Monday, July 14, 2008

Dignity

The new kid on the block shamed me, totally humiliated me. It was bad enough that the rest of us had lived and played there for years before this newcomer showed up. He was very athletic and good-looking and all the girls let him join the street gang free of the normal cost of at least one year in school together. None of the boys had the nerve to challenge his instant status. But, I did find some way of irritating him. His response was to call me down in front of all the people I’d known since second grade. I wouldn’t fight a kid I knew I couldn’t whip. I turned away from the laughing crowd and rode my bike home, totally shamed.

Shame is the robbing of someone’s dignity. That distinguishes it from discipline, an effort to instruct another person, or punishment, which is discipline to the extreme involving the withdrawal of some privilege or even the infliction of some form of pain. Shame involves the sheer stripping down of someone’s being for reasons that having nothing to do with hope. Parents who have had no good example in their own lives often result to shaming their children by thinking, falsely, that they are disciplining them. Shame is emotional torture to anyone on the receiving end.

Years ago, I observed a sad example of shame as discipline gone awry in another family. While playing with my sons on a local playground, another child was playing on a swing set nearby. The child did something that angered his mother. The mother shouted at the child, “Stupid!” As I watched, the boy changed his behavior for the moment. My heart broke for him, and for his mother. If that was or continued to be the standard way that mom chose to discipline her child, almost certainly, he grew up bearing a deep sense of emotional shame. The most important person in his world had stripped him of the simple dignity of being a person of inestimable wealth in her eyes. The sun in his spiritual universe had announced to him that he was out of orbit with the gravitational center of all that mattered. He was a shameful presence instead.
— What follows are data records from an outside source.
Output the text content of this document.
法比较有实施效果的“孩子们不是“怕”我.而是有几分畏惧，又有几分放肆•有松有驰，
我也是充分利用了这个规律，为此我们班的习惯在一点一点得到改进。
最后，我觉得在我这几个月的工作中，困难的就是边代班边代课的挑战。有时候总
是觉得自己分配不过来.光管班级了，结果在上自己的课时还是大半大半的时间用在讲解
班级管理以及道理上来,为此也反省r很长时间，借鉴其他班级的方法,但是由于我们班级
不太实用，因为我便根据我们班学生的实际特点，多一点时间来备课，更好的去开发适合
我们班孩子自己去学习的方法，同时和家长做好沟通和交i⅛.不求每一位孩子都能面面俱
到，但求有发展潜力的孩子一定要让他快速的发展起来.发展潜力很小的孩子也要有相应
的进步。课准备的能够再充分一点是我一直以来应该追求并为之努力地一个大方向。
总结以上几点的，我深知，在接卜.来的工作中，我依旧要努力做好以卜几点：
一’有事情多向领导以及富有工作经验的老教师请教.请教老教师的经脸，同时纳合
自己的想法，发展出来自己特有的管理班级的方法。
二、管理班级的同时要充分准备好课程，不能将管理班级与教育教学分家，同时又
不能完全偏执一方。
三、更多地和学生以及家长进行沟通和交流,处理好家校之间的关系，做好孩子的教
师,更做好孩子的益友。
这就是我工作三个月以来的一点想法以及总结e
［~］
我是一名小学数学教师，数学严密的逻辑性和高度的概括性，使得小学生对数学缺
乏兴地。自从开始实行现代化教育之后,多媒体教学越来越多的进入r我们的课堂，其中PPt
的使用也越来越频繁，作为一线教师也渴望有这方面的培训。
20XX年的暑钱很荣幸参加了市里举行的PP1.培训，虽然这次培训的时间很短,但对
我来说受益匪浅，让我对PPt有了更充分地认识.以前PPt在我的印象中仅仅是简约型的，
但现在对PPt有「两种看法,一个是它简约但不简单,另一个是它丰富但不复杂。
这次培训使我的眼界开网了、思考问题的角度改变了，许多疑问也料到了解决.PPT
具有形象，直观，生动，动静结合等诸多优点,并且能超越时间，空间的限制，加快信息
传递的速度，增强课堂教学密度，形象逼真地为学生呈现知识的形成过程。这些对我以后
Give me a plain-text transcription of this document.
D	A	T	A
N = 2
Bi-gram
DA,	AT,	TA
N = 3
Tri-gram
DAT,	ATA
That may sound like an overreaction. But, in my experience, nearly every form of adult misbehavior is rooted in some form of unanswered shame from the past. Sin begets sin, shame begets shame. In its rawest, most unadulterated form, the gospel of Jesus is the only answer to shame. Sin may cause eternal death. Before eternal death, shame causes soul-mauling, heart-breaking, mind-numbing torture.

Feeling tortured, but keeping it to myself, I rode my bike back home. It was a summer day. Everyone sat outside back when there were only three black and white TV programs to watch inside. I pulled my knees up under my chin as a I parked myself on the front left fender of dad’s 1957 Ford two-door Fairlane. Dad knew something was wrong. He pulled himself up on the fender with me. No words were exchanged. In a moment, he slipped his arm around my shoulders and I began to cry. He never asked me what happened. He just wanted me to know that, in his eyes, I was of inestimable worth and no one, not even the block bully could change that. Through his beefy hands connected to my right shoulder, physical, emotional and spiritual refueled the empty tanks in my heart and soul with dignity and hope. My father was my friend; I knew I was loved. What else mattered.

The only remedy for shame is the presence in our lives of at least one other person who becomes the presence of Christ, the one who bore our shame on the cross, for us in moments of shame. The first person who ever did that for me was my dad. How about you?